Batteries included: Mercedes, VW pledge allegiance to electrification


Mercedes-Benz EQA concept, 2017 Frankfurt auto show

Mercedes-Benz EQA concept, 2017 Frankfurt auto show

Enlarge Photo

The 2017 Frankfurt Auto Show was full of new cars and futuristic designs, but one word hummed in the background: electrification.

Many major automakers announced that they would produce more electric or electrified vehicles in the near future, while others doubled down on moving to fully electrified portfolios with a self-imposed date. Mercedes-Benz and Volkswagen Group were the latest.

Both German automakers announced their plans to move to a fully electrified lineup over the next decade at the show's preview days last week. Mercedes-Benz said by 2022 all of its cars will offer an electrified option; VW said that its entire portfolio of 300 cars would be electrified by 2030.

“By 2022, we’ll have the entire Mercedes-Benz product portfolio in an electrified version as well, to offer a maximum of choices for our consumers. The time is right,” Dieter Zetsche, chief of Mercedes-Benz parent-company Daimler, told Autocar.

Volkswagen and Mercedes-Benz join a growing list of automakers that plan for electrified ranges including Volvo, Jaguar, Lincoln, and others.

Volkswagen ID Crozz II concept, 2017 Frankfurt auto show

Volkswagen ID Crozz II concept, 2017 Frankfurt auto show

Enlarge Photo

Additionally, Volkswagen Group plans for 80 electrified cars across its vast portfolio of brands by 2025, which includes Volkswagen, Audi, Lamborghini, Skoda, and more. Motor1 reports 50 of these new vehicles will be purely battery-electric, and 30 will be plug-in hybrids.

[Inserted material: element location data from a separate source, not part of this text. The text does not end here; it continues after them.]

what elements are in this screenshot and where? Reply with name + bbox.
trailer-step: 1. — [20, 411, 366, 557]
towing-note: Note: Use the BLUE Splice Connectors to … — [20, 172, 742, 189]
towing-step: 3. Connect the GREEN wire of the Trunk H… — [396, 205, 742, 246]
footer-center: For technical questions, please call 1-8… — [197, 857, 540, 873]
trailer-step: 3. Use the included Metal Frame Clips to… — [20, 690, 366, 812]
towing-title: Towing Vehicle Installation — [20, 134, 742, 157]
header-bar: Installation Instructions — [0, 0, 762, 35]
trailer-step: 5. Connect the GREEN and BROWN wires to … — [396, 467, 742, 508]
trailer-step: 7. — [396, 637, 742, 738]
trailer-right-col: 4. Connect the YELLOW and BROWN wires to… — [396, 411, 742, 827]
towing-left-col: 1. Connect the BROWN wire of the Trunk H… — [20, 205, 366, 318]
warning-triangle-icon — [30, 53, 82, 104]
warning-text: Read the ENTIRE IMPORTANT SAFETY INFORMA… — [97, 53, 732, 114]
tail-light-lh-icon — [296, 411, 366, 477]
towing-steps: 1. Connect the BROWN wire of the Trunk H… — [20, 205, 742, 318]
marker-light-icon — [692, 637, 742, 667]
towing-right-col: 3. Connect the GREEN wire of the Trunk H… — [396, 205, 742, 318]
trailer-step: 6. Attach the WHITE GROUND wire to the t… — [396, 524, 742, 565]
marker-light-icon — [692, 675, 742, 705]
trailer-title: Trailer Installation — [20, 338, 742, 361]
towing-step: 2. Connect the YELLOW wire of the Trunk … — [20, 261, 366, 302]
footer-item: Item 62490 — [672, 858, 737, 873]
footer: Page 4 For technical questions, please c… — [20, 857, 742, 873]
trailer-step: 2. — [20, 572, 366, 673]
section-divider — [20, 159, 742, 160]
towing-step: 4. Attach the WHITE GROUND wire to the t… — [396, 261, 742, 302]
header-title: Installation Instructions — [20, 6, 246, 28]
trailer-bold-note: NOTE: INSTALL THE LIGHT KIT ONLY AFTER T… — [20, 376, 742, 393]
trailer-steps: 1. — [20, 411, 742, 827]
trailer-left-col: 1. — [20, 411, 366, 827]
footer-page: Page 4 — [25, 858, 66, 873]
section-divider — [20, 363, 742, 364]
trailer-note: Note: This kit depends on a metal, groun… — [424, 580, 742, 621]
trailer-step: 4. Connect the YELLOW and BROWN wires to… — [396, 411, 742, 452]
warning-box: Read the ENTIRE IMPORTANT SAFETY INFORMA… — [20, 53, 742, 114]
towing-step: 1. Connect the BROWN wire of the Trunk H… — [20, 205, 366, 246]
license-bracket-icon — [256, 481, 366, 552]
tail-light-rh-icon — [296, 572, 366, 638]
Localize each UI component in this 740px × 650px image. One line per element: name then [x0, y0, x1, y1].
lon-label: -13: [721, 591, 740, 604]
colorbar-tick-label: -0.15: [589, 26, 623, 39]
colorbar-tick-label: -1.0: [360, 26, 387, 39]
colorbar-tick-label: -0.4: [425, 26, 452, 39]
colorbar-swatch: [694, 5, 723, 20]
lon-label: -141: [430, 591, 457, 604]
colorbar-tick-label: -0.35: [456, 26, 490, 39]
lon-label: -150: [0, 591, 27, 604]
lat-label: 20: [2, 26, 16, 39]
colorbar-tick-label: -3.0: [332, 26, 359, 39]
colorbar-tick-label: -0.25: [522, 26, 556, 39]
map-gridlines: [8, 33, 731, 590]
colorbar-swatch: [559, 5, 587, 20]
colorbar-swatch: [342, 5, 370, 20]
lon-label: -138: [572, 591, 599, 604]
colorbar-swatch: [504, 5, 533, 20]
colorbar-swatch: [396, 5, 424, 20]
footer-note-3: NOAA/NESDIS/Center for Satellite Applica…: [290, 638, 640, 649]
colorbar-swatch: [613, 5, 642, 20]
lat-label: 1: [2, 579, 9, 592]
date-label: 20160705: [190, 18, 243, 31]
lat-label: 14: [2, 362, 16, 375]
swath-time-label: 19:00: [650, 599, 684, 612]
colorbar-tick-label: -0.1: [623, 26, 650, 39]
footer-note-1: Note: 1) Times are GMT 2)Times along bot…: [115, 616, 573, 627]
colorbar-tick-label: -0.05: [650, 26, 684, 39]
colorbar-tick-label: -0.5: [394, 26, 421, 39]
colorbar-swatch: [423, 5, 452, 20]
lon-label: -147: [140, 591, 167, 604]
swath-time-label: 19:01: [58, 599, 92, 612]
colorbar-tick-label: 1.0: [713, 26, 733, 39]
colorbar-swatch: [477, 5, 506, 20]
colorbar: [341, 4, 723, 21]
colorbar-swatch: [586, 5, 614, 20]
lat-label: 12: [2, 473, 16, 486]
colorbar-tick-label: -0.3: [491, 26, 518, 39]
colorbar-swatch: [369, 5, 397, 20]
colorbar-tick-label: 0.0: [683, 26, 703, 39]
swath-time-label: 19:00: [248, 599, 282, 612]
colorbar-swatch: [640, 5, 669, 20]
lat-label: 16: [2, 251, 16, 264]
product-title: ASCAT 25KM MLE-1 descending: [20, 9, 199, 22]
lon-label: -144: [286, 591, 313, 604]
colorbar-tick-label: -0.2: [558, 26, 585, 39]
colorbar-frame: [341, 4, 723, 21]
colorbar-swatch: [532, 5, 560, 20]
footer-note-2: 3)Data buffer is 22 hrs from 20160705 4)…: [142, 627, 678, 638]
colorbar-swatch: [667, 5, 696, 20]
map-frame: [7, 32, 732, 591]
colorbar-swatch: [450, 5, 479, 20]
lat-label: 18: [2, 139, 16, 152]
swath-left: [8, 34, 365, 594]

Before the auto show opened to the public, VW Group CEO Matthias Muller told journalists that the automaker would spend about $24 billion in upgrades that include a battery facility. Muller said the facility would be roughly 4 times bigger than Tesla's "Gigafactory."

“This is not some vague declaration of intent. It is a strong self-commitment which, from today, becomes the yardstick by which we measure our performance," Muller said.

Both Muller and Zetsche said that internal combustion engines, including diesel powertrains, would help the automakers realize their electrification goals in the future.